With warmer weather and an expected increase in violence approaching, the Baltimore Police Department is burning through its overtime budget at a record clip and stressing the physical capacities of its officers to the limit. City Police Commissioner Anthony Batts says the problem stems from a large number of vacancies among the department's sworn officers and frequent turnover as experienced members of the force leave for higher-paying jobs in the suburbs. Yet it's not at all clear that plugging the gaps with officers on overtime is sustainable — either economically or as a crime-fighting strategy. Over the long run, the city might actually do better with a smaller, better-paid police force that's able to attract and retain the experienced professionals it needs.
As The Sun's Justin Fenton reported this week, there are currently some 460 vacancies among the department's approximately 2,400 sworn staff, and this year the department is likely to again exceed the amount it budgeted for overtime pay. In 2012 the department budged $17 million for overtime but ended up spending $22.8 million. This year the department projects overtime pay will reach $23.5 million in a spending plan that budgeted just $20 million for that purpose. Over the years the department has made numerous attempts to rein in overtime costs, but even at their recent lowest point, in 2010, they still exceeded the budgeted amount.
The strain on the budget isn't the only consequence of the department being short-staffed. It also puts tremendous physical strain on the officers who are pulled off other assignments to take up the slack created by shortages on the patrol force. Earlier this month, the Western District was short as many as eight officers a night, forcing supervisors to draft officers from the previous shift to work the next one as well.

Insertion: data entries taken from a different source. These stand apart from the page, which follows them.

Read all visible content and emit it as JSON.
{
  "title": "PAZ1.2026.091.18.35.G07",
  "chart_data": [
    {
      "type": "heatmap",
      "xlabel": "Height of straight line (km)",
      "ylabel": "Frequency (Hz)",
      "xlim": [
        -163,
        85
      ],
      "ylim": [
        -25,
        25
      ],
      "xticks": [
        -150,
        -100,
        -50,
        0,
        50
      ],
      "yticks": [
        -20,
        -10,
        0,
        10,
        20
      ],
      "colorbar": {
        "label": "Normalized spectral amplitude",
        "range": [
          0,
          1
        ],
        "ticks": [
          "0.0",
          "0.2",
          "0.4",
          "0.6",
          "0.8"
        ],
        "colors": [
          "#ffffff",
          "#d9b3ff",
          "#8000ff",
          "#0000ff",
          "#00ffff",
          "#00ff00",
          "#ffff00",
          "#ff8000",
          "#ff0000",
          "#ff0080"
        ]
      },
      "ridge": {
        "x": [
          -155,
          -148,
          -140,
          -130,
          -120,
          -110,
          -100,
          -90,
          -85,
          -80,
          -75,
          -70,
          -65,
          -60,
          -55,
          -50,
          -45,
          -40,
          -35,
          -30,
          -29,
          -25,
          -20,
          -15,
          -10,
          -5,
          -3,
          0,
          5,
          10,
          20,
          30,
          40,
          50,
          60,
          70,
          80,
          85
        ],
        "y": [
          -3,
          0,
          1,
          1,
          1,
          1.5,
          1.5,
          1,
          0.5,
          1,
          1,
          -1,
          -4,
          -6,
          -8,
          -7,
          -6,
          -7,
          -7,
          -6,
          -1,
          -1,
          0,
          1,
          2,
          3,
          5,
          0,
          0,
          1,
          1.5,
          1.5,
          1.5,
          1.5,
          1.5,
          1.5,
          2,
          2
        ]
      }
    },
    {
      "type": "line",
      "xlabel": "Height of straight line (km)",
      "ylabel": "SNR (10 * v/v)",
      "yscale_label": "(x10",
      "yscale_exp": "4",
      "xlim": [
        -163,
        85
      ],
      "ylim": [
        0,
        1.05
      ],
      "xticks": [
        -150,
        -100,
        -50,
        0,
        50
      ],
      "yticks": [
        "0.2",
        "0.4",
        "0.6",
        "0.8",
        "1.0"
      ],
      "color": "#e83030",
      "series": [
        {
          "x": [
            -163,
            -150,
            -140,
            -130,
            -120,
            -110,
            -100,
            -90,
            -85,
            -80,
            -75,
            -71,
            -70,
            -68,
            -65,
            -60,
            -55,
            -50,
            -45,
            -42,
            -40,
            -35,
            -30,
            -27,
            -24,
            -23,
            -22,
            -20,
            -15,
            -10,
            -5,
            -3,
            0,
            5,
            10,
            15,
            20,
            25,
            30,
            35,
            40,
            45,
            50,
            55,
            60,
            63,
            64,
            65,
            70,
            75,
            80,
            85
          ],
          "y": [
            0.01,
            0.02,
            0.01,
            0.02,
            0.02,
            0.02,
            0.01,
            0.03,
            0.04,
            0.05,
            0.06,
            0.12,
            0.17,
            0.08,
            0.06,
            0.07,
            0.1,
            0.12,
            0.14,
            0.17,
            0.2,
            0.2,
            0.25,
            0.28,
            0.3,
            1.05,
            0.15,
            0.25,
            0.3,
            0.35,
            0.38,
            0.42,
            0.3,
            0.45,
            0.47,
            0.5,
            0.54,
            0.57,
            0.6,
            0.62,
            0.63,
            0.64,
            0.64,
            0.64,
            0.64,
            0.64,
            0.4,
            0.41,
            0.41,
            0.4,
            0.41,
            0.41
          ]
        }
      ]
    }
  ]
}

Those officers were effectively putting in 16-hour days, a punishing workload few officers could sustain for long without risking their safety and efficiency on the job.
It would be one thing if the increased use of overtime and the physical demands it puts on officers allowed the department to flood the streets with extra patrols that led to a significant reduction in crime. That's what happened in Chicago this year, where a massive show of force in hot-spot areas helped push crime down to levels not seen since the 1960s. Yet Baltimore isn't using its overtime to increase the number of officers on the streets but simply to maintain patrols at normal levels — plugging the gaps rather than increasing its presence. And unlike Chicago, where more police on the beat translated into plummeting violent crime rates, Baltimore has had about the same number of homicides this year as it did last year.
Mr. Batts says that once officers have been on the force a few years and gained enough experience to qualify for promotion, the department's salaries are no longer competitive with those of nearby jurisdictions. Entry-level salaries across the region start around $43,000, but after that, pay levels begin to diverge sharply. A sergeant in Baltimore County, for example, earns on average $101,000, while a city sergeant makes an average of just $76,000. That's led to a brain drain of experienced officers who were trained by the city but who then leave to take more lucrative jobs elsewhere.
Ultimately, Baltimore's perennial problem with overtime pay may have more to do with how its police department is structured and managed than with the crime-fighting strategy it has adopted. Targeting the most violent offenders, getting illegal guns off the streets and forging better relations with the community to enlist residents' cooperation have all helped put a serious dent in crime over the last decade.
But continued progress also depends on retaining the department's most experienced officers; every time one of them leaves for a higher-paying job in the suburbs, his or her replacement has to learn who the bad guys are all over again. It might make more sense to accept the need for a smaller force that pays its officers more competitive salaries, provides more and better training and is able to benefit from their greater experience and professional skills. It's an idea the city police union suggested a year ago, and Mr. Batts should give it serious consideration. In a city where crime, even if improved, is still far too high, it may be difficult to say that the answer is fewer police officers, but it may be the right thing to do.